Watchdog Alerting/Monitoring
Introduction
HySDS core functionalities include monitoring and alerting services. For exampole, it can monitor if a queue is inactive (not processing the waiting jobs) or absence of a successful completion of a particular job type within certain period of time and send alert through email or slack channel which allows users to take necessary action if needed.
Queue Monitoring
It monitors if any queue is inactive or a job is hanging there for long time.
Source code
check_queue_periodicity.py
Command
python check_queue_periodicity.py <rabbitmq_account>:<port_no> periodicity_time -s <slack_channel> -e <email_address>
How it works
- User passes Rabbit MQ account information through command line
- Using Rabbit MQ API call, get all the queue informations and filter out all the unwanted queues such as any queue starts with ‘celery’ or any queue for which there is no message waiting in the queue
- For the queues selected, get the following information
- How many jobs are waiting in the queue (‘message_ready’)
- How many jobs that are presently running (‘unack’)
- If jobs_waiting>0 and jobs_running=0, send an alert for “possibly queue inactive”
- If jobs_running>0, query Elasticsearch to find out the information about last job started. If job started longer than periodicity time (passed by user through command line, presently set for 4 hours), send an alert about ‘possible job stacked’
Job Monitoring
It monitors if a particular job type does not have any successful job completion within a ceratin period of time
Source Code
check_job_periodicity_combined.py
Command
python check_job_periodicity_combined.py <job_type> -s <slack_channel> -e <email_address>
Jobs presently monitoring
- job-sling
- job-s1_orbit_crawler
- job-s1_calibration_crawler
- job-csk_scrape
- job-csk_incoming
- job-spyddder-extract (for CSK)
How it works
- User passes job type (with release information) and time limit through command line
- Check for “Successfully Completed” jobs: Query Elastic search, for information about the last job successfully completed.
- If the last job successfully completed time is within the time range, NO alert is sent. The program exits.

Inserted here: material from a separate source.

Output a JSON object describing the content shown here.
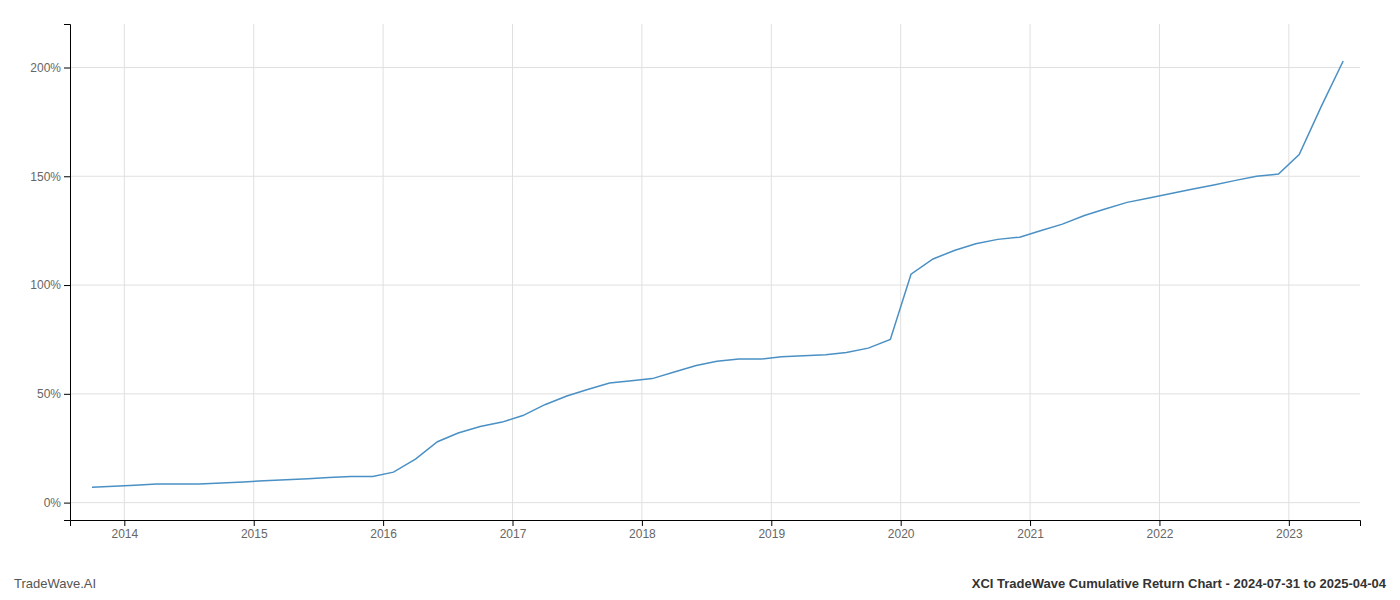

- If no information is found and if the job type is NOT ‘csk-incoming’ or ‘csk extract’, add in the error report that “No successfully completed job found” and go to next step “Check for Failed Jobs”.
- If the last job “successfully completed” time is beyond the time range and if the job type is NOT ‘csk-incoming’ or ‘csk extract’, record the last successfully completed jobs end time in the error report and go to next step “Check for Failed Jobs”.
- If the job-type is ‘csk-incoming’ or ‘csk extract’, just go to next step “Check for Failed Jobs”. (“csk-incoming” and “csk-extract” job does not run unless there is a new csk dataset available, so it is not an error)
- Check for “Failed” jobs: Query Elastic search, for information about the last job failed.
- If no information is found and if the job type is NOT ‘csk-incoming’ or ‘csk extract’, add in the error report that “No failed job found” for that job type.
- If the job type is ‘csk-incoming’ or ‘csk extract’ and the last job failed time is BEYOND the time range, no alert is sent and the program exists.
- Otherwise, get the information about the last job that failed, add to the error report (This is true for job type ‘csk-incoming’ and ‘csk extract’ too as long as the last job failed time is WITHIN the time range)
- Send the alert: Create a detailed error report containing all the messages added to it and send the alert to the slack channel.